Head Movement is a fundamental method of defense in Boxing. And I believe that head movement is the first method of defense that all beginners in Boxing should learn.
The reason why I think all beginners in Boxing should start off with head movement is that it will allow them to feel successful and dynamic right away. And it’ll allow beginners to feel like their Boxing idols right away.
Plus it’s fun.
There’s many ways to move my head when someone’s trying to punch me in the face.
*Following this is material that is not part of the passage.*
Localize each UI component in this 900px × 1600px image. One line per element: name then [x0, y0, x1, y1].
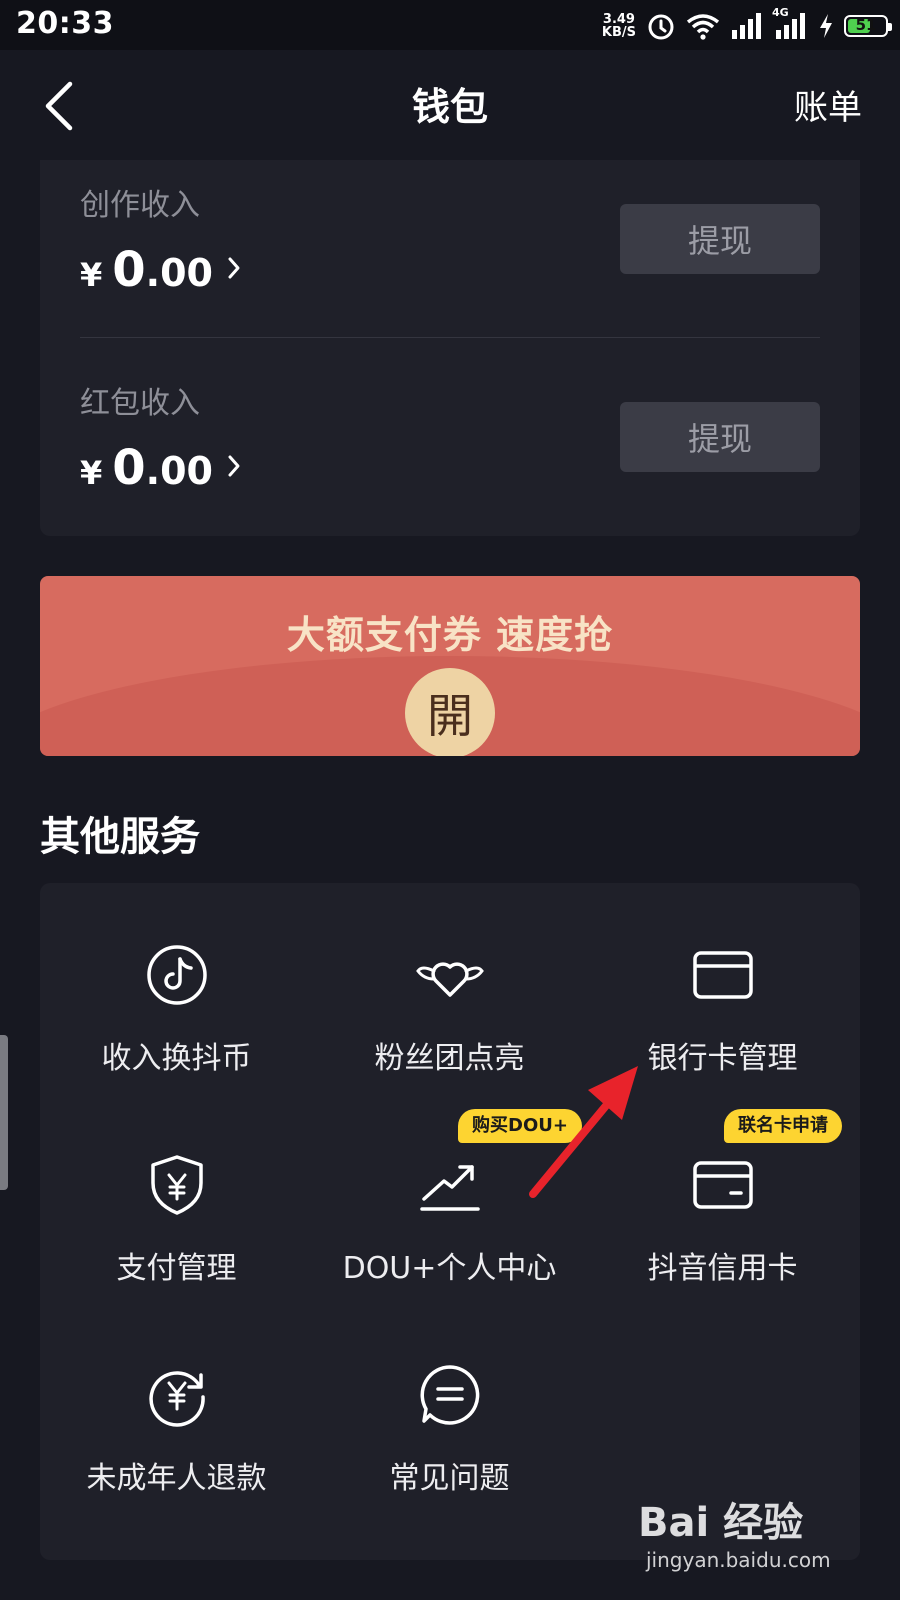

There’s slipping, ducking, weaving and there’s the snapback.
All of these methods of moving my head have a specific purpose but there’s one method of head movement that all beginners in Boxing should start off with.
The Duck is when you drop your head straight down.
When you do the Duck, you’re using your legs and you’re bringing your right knee to the ground. Essentially, you’re doing a lunge as you’re hitting a Duck.
You should be able to do the Duck with a child on your shoulders. Meaning, you’re not bending from the hip and you’re not bringing your head forward.
When you’re Ducking, you’re just bringing your head straight down to ensure that your partner’s punch misses. Your partner’s punch should just float past the top of your head when you’re ducking it.
The main reason that you want to start off with the Duck as an absolute beginner in Boxing is that the Duck ensures that you’re in balance. When you’re slipping or weaving, there’ a tendency to whip your head too much from side to side; thus, creating a scenario where you might be off balance.
When you’re Boxing, you always want to stay in balance so that you can always be in position to punch. if you’re out of balance, there’s no way for you to throw punches with power and accuracy.
Constantly being in position to throw punches with proper balance, form and accuracy is the primary principle behind Boxing.
It is critical that we’re always in balance when we’re Boxing.
Thus, the Duck should be the first form of head movement that you master so that your balance stays perfect. Once you’ve mastered the proper timing and positioning for the Duck; then, you can graduate to slipping and weaving.